Vive la Nation!

Le deux-cent-vingt-quatrième anniversaire de la victoire des sans-culottes à Valmy pourrait être l'occasion de réfléchir au bien-fondé des "valeurs" de la gauche en nous permettant de sortir du marasme idéologique dans lequel nous sommes en train de nous noyer...

Je ne pouvais laisser passer la date anniversaire de Valmy sans revenir sur ces fondamentaux qui m'accompagnent depuis sept ans pour l'écriture de ce blog, au risque de me répéter...
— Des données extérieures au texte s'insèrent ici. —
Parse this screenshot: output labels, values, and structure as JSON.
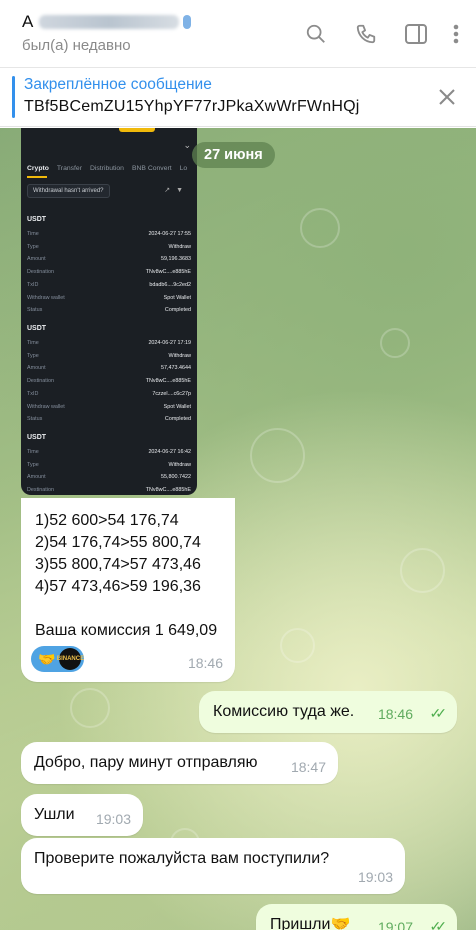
{
  "header": {
    "title_prefix": "A",
    "status": "был(а) недавно",
    "icons": [
      "search-icon",
      "phone-icon",
      "sidebar-icon",
      "more-icon"
    ]
  },
  "pinned": {
    "label": "Закреплённое сообщение",
    "text": "TBf5BCemZU15YhpYF77rJPkaXwWrFWnHQj"
  },
  "date": "27 июня",
  "screenshot": {
    "tabs": [
      "Crypto",
      "Transfer",
      "Distribution",
      "BNB Convert",
      "Lo"
    ],
    "button": "Withdrawal hasn't arrived?",
    "records": [
      {
        "coin": "USDT",
        "rows": [
          [
            "Time",
            "2024-06-27 17:55"
          ],
          [
            "Type",
            "Withdraw"
          ],
          [
            "Amount",
            "59,196.3683"
          ],
          [
            "Destination",
            "TNv8wC....e885hE"
          ],
          [
            "TxID",
            "bdadb6....9c2ed2"
          ],
          [
            "Withdraw wallet",
            "Spot Wallet"
          ],
          [
            "Status",
            "Completed"
          ]
        ]
      },
      {
        "coin": "USDT",
        "rows": [
          [
            "Time",
            "2024-06-27 17:19"
          ],
          [
            "Type",
            "Withdraw"
          ],
          [
            "Amount",
            "57,473.4644"
          ],
          [
            "Destination",
            "TNv8wC....e885hE"
          ],
          [
            "TxID",
            "7czzel....c6c27p"
          ],
          [
            "Withdraw wallet",
            "Spot Wallet"
          ],
          [
            "Status",
            "Completed"
          ]
        ]
      },
      {
        "coin": "USDT",
        "rows": [
          [
            "Time",
            "2024-06-27 16:42"
          ],
          [
            "Type",
            "Withdraw"
          ],
          [
            "Amount",
            "55,800.7422"
          ],
          [
            "Destination",
            "TNv8wC....e885hE"
          ]
        ]
      }
    ]
  },
  "messages": [
    {
      "dir": "in",
      "lines": [
        "1)52 600>54 176,74",
        "2)54 176,74>55 800,74",
        "3)55 800,74>57 473,46",
        "4)57 473,46>59 196,36",
        "",
        "Ваша комиссия 1 649,09"
      ],
      "time": "18:46",
      "reaction": "🤝",
      "reaction_avatar": "BINANCE"
    },
    {
      "dir": "out",
      "text": "Комиссию туда же.",
      "time": "18:46"
    },
    {
      "dir": "in",
      "text": "Добро, пару минут отправляю",
      "time": "18:47"
    },
    {
      "dir": "in",
      "text": "Ушли",
      "time": "19:03"
    },
    {
      "dir": "in",
      "text": "Проверите пожалуйста вам поступили?",
      "time": "19:03"
    },
    {
      "dir": "out",
      "text": "Пришли🤝",
      "time": "19:07"
    }
  ]
}
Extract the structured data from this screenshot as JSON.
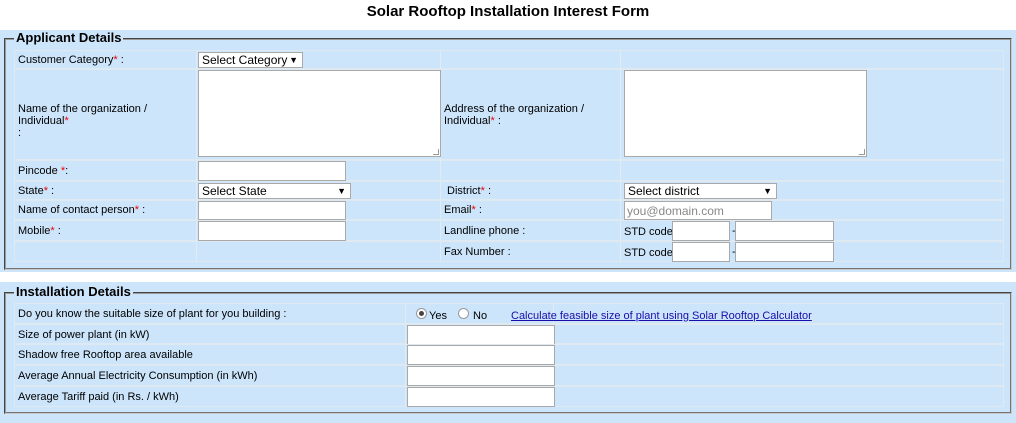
{
  "title": "Solar Rooftop Installation Interest Form",
  "applicant": {
    "legend": "Applicant Details",
    "customer_category_label": "Customer Category",
    "customer_category_value": "Select Category",
    "org_name_label_1": "Name of the organization / Individual",
    "org_name_label_2": ":",
    "address_label_1": "Address of the organization /",
    "address_label_2": "Individual",
    "pincode_label": "Pincode ",
    "state_label": "State",
    "state_value": "Select State",
    "district_label": "District",
    "district_value": "Select district",
    "contact_label": "Name of contact person",
    "email_label": "Email",
    "email_placeholder": "you@domain.com",
    "mobile_label": "Mobile",
    "landline_label": "Landline phone :",
    "fax_label": "Fax Number :",
    "std_code_label": "STD code",
    "dash": "-",
    "required_mark": "*",
    "colon": " :",
    "colon_tight": ":"
  },
  "installation": {
    "legend": "Installation Details",
    "know_size_label": "Do you know the suitable size of plant for you building :",
    "yes_label": "Yes",
    "no_label": "No",
    "yes_selected": true,
    "calculator_link": "Calculate feasible size of plant using Solar Rooftop Calculator",
    "plant_size_label": "Size of power plant (in kW)",
    "shadow_area_label": "Shadow free Rooftop area available",
    "consumption_label": "Average Annual Electricity Consumption (in kWh)",
    "tariff_label": "Average Tariff paid (in Rs. / kWh)"
  }
}
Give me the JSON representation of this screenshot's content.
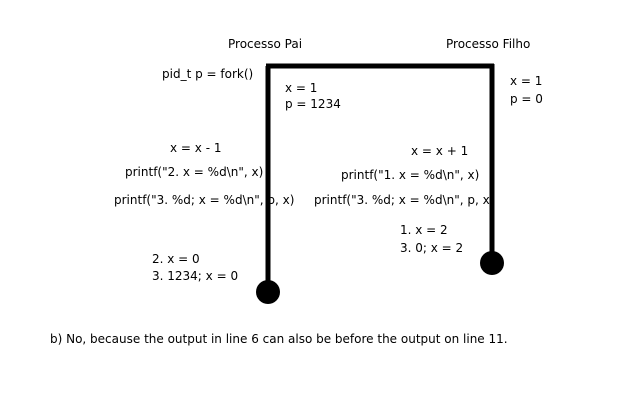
{
  "labels": {
    "parent_title": "Processo Pai",
    "child_title": "Processo Filho",
    "fork_call": "pid_t p = fork()"
  },
  "parent_state": {
    "x": "x = 1",
    "p": "p = 1234"
  },
  "child_state": {
    "x": "x = 1",
    "p": "p = 0"
  },
  "parent_code": [
    "x = x - 1",
    "printf(\"2. x = %d\\n\", x)",
    "printf(\"3. %d; x = %d\\n\", p, x)"
  ],
  "child_code": [
    "x = x + 1",
    "printf(\"1. x = %d\\n\", x)",
    "printf(\"3. %d; x = %d\\n\", p, x"
  ],
  "parent_output": [
    "2. x = 0",
    "3. 1234; x = 0"
  ],
  "child_output": [
    "1. x = 2",
    "3. 0; x = 2"
  ],
  "answer": "b) No, because the output in line 6 can also be before the output on line 11.",
  "colors": {
    "line": "#000000",
    "text": "#000000",
    "background": "#ffffff"
  }
}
Bouvines (1214) et Valmy (1792) sont des moments essentiels de l'histoire de France. Si la victoire de Philippe-Auguste, accomplie grâce à l'intervention massive des milices communales, est comme l'a fait remarquer Jean Favier "la première manifestation de l'unité nationale", la victoire des sans-culottes sous le moulin de Valmy, qui crient à pleins poumons "Vive la nation !", marque bien la naissance de la nation française et va générer la république.

Cette idée de nation est chargée d'un sens suffisamment positif pour que le philosophe Kant et le poète Goethe voient dans ce cri fondateur l'annonce d'une ère nouvelle. Depuis lors, le mot nation est étroitement associé à l'idée de liberté et à celle d'indépendance ; c'est en référence à ces principes que furent constituées après les deux guerres mondiales, "la Société des nations", puis "l'Organisation des nations unies".

En 1871, les Communeux, héritiers des sans-culottes, fouettés dans leur patriotisme face à l'invasion prussienne, ont fait leur révolution communaliste qui s'est mutée en désir de fraternité pour l'avènement d'une république universelle.  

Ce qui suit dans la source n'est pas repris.